We just made a change to our caching service to increase the speed on the site. We use a caching database called Redis to handle our caching needs (for example if you go to your inventory we make a saved version of that in our cache DB, so that when you come back it doesn't have to do a full lookup again).
By default redis has a policy to not remove items from the cache until they are expired which is a great default for either a very small site, or a huge site that can afford to continue adding redis nodes. There is some complicated math here, but each node you add adds ~20% more capacity (because they have knowledge of each other, and the cache in each spread out) and isn't a great solution for us.

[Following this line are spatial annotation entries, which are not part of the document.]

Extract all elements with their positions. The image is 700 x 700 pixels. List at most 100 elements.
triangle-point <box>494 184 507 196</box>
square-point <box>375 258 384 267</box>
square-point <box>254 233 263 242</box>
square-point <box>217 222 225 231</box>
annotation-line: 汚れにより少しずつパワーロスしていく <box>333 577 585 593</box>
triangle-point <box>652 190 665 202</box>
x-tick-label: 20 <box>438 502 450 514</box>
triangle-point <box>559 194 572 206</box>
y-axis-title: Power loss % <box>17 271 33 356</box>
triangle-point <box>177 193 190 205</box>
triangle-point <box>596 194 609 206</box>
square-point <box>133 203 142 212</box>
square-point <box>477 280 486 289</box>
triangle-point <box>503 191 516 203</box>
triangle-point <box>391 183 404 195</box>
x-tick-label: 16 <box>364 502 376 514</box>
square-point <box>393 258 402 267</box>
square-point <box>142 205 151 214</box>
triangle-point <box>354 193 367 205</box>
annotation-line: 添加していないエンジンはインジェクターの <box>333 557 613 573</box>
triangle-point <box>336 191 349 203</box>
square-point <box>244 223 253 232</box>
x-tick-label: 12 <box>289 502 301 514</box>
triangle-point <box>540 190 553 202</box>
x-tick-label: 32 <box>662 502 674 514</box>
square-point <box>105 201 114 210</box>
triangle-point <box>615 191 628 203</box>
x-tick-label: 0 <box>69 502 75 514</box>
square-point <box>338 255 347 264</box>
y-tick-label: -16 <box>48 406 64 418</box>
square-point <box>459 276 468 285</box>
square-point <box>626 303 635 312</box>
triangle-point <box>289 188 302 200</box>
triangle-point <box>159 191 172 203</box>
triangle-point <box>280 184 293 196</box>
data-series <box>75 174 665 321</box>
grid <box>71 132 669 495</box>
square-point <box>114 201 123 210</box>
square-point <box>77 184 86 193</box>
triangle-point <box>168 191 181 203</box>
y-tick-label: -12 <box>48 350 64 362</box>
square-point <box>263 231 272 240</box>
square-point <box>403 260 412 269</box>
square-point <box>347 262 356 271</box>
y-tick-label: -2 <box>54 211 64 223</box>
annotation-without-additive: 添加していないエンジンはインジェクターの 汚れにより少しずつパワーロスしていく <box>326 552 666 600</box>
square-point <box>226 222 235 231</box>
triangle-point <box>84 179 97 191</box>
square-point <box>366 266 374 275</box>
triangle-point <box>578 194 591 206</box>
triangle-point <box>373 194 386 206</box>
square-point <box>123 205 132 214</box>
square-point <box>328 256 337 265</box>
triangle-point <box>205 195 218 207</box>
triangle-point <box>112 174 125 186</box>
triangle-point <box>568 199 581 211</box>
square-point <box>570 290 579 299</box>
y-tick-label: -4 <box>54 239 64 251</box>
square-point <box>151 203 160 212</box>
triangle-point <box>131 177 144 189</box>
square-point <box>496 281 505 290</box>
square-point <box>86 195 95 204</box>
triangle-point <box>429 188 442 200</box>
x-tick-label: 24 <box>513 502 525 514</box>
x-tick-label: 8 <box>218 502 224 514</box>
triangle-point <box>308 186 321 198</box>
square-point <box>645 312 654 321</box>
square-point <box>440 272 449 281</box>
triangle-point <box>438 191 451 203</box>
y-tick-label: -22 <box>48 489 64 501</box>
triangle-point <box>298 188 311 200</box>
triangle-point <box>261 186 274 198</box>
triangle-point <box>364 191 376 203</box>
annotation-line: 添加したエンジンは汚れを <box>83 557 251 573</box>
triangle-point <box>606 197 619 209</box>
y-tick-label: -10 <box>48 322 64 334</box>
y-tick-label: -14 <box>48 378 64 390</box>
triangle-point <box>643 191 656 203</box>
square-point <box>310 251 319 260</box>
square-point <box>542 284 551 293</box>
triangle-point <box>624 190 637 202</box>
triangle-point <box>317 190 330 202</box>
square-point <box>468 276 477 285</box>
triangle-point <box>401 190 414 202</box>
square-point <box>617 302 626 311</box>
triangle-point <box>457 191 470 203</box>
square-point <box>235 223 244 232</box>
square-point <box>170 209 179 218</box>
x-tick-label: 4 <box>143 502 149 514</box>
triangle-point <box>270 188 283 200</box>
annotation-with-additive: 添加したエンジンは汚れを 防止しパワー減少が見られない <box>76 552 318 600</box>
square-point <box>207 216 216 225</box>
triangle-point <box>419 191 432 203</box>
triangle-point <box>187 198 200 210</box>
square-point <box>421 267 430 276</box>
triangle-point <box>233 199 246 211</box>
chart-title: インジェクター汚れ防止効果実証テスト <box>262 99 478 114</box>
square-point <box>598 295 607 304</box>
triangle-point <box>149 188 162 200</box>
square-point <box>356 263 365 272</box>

Today we set the expiration to allkeys-lru, which means when it hits the limit it will start removing old cache keys that haven't expired yet (example: we cache your wardrobe for 3 days) to make space.
Why did this just become an issue
When we mad our final server move a few months ago, we made choices preparing for the future. Our redis instance just hit its maximum (many, many GB) last night and was attempting to continue adding to the cache. It took us months to hit our limit, and by removing older keys we've added about 50% more overhead.
More importantly we've been investing in our monitoring and reporting, so now have monitoring set up for this particular failure mode and and I will get alerts via email and slack if we start to approach this boundary again.
TLDR Our cache filled up and didn't know how to get itself out of the situation, and it took manual intervention. We have changed the expiration policy, and have monitoring for this case going forward.
💖 ✨ 🤗